The bean temperature curve will look a bit like a check mark; once it starts going up (something called the turning point – more on that to come!) it should always continue going up. If not, you risk stalling your coffee and developing bread-like, doughy flavours
Rate of Rise
The rate of rise curve is linked to bean temperature, but there’s a subtle difference: it measures the rate at which bean temperature changes. This will give you far earlier indications of temperature changes and, in turn, allow you more control over the roast. It has a very different shape to the bean temperature curve, rising sharply from zero shortly after the turning point.
This variable – which is the same one Colin records via B temp on his Behmor 1600 Plus – measures the environment inside the drum. It’s useful to know because much of the heat transfer in coffee roasting is via air. This line will follow a similar shape to the bean temperature curve.
A roast graph measuring bean temperature and rate of rise. Credit: Panorama Coffee Australia
Key Stages on Your Roast Graph
Now we know what the roast graph measures, you can start reading and interpreting these lines. To do so, you want to pay attention to several key points on the graph: charge temp, turning point, first crack, and end temp.
This is the temperature of your drum just before you add the coffee. By manipulating this, you can speed up or slow down the rate of rise and, in turn, choose how much acidity to accentuate. You should also pay attention to bean density and processing method when selecting this.
As you add the cold beans to the roaster, the heat inside the machine will dramatically fall before starting to rise again. The point at which it begins to rise is called turning point.
One of coffee roasting’s most famous moments, first crack signals that the beans are almost ready. As the beans expand and moisture evaporates, steam develops inside the beans. This steam then forms pressure that cracks the beans open.

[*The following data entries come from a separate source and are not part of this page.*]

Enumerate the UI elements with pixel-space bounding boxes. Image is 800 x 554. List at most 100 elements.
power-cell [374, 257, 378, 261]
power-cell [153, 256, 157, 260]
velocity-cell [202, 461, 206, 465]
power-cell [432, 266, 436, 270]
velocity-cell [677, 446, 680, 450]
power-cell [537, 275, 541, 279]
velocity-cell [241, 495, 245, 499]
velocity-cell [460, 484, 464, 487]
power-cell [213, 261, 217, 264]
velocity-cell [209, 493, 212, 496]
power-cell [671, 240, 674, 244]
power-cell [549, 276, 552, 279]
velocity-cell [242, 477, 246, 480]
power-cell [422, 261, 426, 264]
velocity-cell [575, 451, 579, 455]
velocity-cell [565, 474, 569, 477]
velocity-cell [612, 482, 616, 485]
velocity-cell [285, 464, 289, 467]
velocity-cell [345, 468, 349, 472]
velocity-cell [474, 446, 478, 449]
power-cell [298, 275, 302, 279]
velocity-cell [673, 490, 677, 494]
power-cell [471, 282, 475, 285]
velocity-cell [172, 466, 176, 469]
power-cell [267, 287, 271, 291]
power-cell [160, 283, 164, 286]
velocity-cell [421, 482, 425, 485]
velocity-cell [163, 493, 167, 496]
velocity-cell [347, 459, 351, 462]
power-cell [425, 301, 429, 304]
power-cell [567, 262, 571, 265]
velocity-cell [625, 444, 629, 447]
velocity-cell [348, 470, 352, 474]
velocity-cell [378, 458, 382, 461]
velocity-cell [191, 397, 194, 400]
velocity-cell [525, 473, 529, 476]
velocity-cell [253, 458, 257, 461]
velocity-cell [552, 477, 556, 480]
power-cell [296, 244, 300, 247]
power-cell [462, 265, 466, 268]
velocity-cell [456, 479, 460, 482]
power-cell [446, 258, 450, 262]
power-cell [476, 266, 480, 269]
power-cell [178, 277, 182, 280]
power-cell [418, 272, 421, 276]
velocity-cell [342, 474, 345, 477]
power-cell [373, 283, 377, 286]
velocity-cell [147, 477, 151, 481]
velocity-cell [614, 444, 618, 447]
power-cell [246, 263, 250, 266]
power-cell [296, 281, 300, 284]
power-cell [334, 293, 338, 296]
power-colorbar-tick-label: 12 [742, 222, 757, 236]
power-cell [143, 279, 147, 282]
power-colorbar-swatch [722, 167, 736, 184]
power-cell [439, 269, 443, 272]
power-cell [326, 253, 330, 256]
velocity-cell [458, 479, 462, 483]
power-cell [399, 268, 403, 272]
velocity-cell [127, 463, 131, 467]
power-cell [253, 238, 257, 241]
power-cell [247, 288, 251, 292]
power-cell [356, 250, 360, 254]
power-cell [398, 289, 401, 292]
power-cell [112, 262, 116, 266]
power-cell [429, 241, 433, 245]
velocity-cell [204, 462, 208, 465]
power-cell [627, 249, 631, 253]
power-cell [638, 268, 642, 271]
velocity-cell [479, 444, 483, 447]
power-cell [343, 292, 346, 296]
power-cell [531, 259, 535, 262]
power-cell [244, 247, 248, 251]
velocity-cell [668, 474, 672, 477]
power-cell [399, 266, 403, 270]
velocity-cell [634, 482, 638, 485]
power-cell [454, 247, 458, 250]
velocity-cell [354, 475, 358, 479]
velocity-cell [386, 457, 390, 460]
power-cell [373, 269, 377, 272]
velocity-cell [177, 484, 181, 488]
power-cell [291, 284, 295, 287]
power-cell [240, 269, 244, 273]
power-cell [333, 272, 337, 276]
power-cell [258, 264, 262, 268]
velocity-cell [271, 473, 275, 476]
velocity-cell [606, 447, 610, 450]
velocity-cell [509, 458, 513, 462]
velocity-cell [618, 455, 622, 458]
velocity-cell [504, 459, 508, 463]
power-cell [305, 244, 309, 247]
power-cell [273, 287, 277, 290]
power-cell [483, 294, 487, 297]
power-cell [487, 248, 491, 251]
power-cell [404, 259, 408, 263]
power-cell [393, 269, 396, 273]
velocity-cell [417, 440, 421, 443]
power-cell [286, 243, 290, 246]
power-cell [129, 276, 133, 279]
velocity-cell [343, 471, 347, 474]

As the name suggests, this is the temperature at the end of your roast.
By understanding what’s going on inside the roaster at these key points, you’ll be able to start evaluating the impact of them on your beans. For example, by manipulating charge temp you can speed up or slow down your roast. The duration of first crack can affect body.
One small thing: it’s important to pay attention to the whole roasting process. These are the key points that give the roast structure but they shouldn’t be analysed alone. As Sebastian tells me, “All phases stick together. But points, especially like first crack, need a package of extra care.”
The coffee bean continues to transform at every stage of roasting. Credit: Shutters Coffee Roastery
Roasting graphs may, at first, be challenging. There’s a lot of data to collect and understand. However, as you start to work with air temperature, rate of rise, first crack, and more, you will begin to gain real mastery over how your coffee beans develop during roasting. So don’t be intimidated by these charts – start recording those temperatures and see how it helps you as a roaster.